The Raid: Redemption

Every so often, a movie comes along that can’t be adequately described using mere words. The Raid: Redemption is one of those films. The best I can say is that if you like violent action movies, then go see this one.

At its core, it’s a “storming the castle” film. The castle in this case is a plain-looking cement high-rise which serves as a low-rent apartment complex for what must be hundreds of people, but it’s also the not-so-secret headquarters of a huge drug manufacturing and trafficking operation, run by Tama, his henchmen Andi and Mad Dog, and tons of underlings. The residents all know what’s really going on in the building, but fear of Tama and fear of homelessness cause them to at least turn a blind eye to the less legal parts of the operation, and some of them actively try to get in Tama’s good graces by tipping his people off if they see something suspicious. And a large SWAT team amassing outside the gate certainly qualifies.
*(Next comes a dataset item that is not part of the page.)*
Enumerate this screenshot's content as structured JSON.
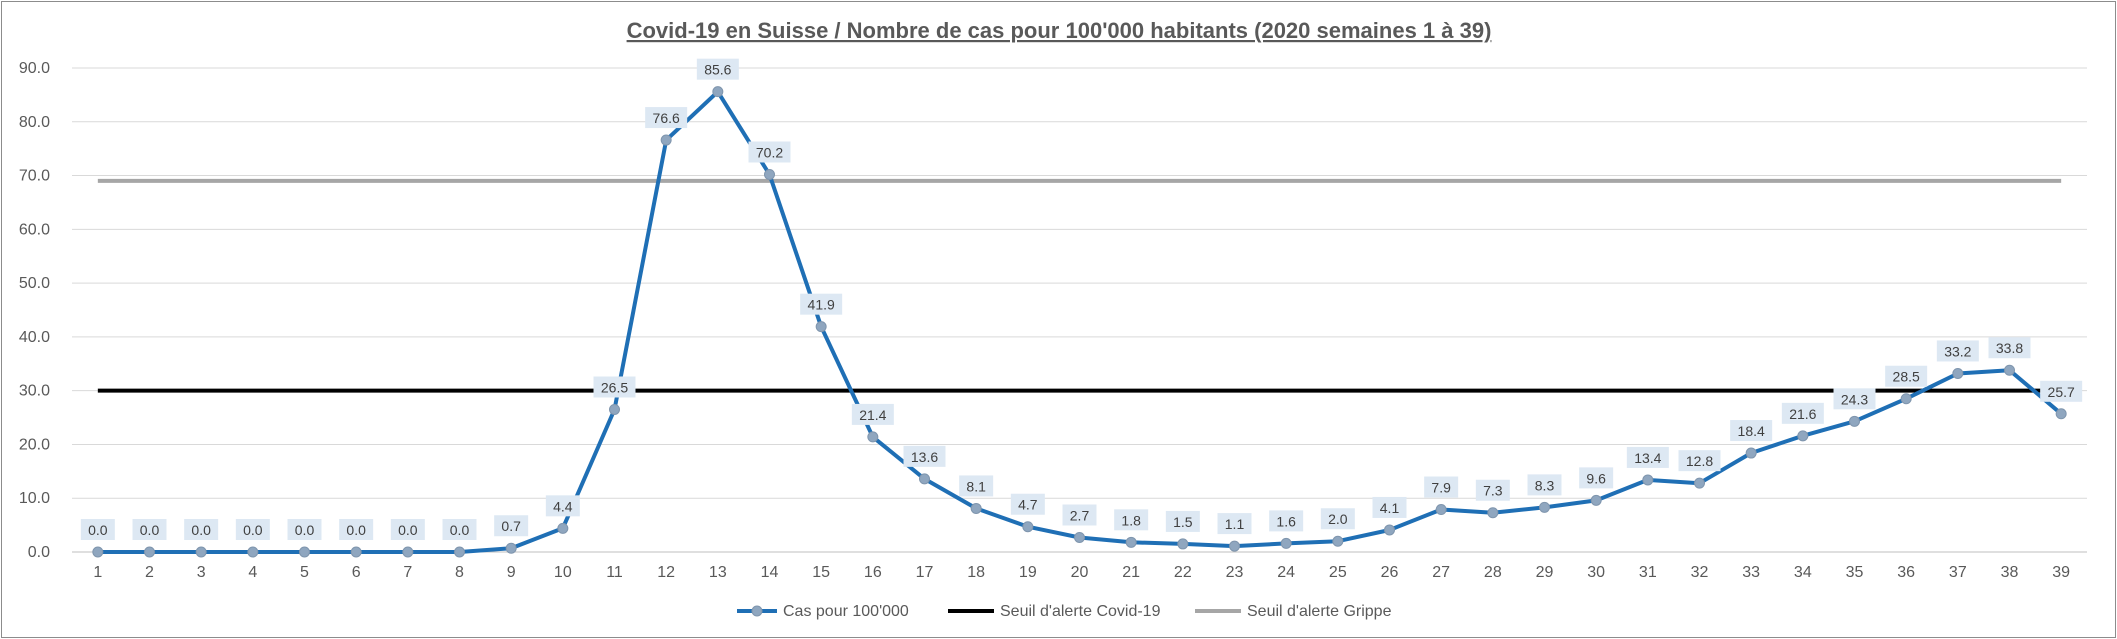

The bust has been orchestrated by Lieutenant Wahyu (played by Pierre Gruno, who must be at least a distant cousin of G.W. Bailey) and is being led by Wahyu along with Sergeants Rama and Jaka. A lot of the men they brought along are pretty young and inexperienced, but hopefully numbers and firepower will help them out. Unfortunately, they don’t have the advantage in either of those categories, since Tama has a lot of enemies on both sides of the law and this isn’t the first time he’s come under attack. His men are very well armed, have lots of experience, and aren’t hindered by conscience or a need to adhere to the law. But then again, Wahyu isn’t all that concerned with the law himself, since he didn’t bother to get any kind of authorization for this mission, so there’s not going to be any backup if they get themselves into a jam.

There are a few points in the film that are a little light on action, but not many more than absolutely necessary to craft the story for the film. But the rest of the time is full-on hard-core ultraviolence. There are a lot of casualties, and there are a lot of skilled fighters creating interesting ways for those casualties to occur. There’s plenty of gunplay, but there’s also a lot of hand-to-hand (and every other body part to every other body part) combat, and several instances of such awesome brutality that the audience (and I’d strongly recommend seeing it in a packed theater) can’t help but gasp and in unison as an expression of simultaneous disgust and approval. Given that everything happens in a packed apartment building, there are plenty of hallway fight scenes, and some of them rival and perhaps even surpass the infamous Oldboy corridor battle. In fact, the movie is almost a kind of feature-length version of that.

I was both awed and slightly disappointed by film’s climax. It’s obvious pretty early on that there’s going to be a big showdown at the end, but given how much awesome action occurred throughout the movie there’s no way that the climax could match the splendor of what came earlier. And then it did. But then they followed that up with a little too much “wrapping up the story” so that some of the excitement has dissipated by the time the credits start to roll. But if you watch the credits then you can see the sheer number of actors/fighters and the awesome descriptions given to their nameless characters, and you can immediately re-live those scenes in your mind.

I don’t really understand why they chose to tack the word “redemption” onto the title for the U.S. release, since it’s just called The Raid everywhere else, and there’s really not much redemption to be found in the story. But this is a film that’s so incredible to just watch and absorb that you shouldn’t spoil it by trying to think too much about those kinds of trivial details.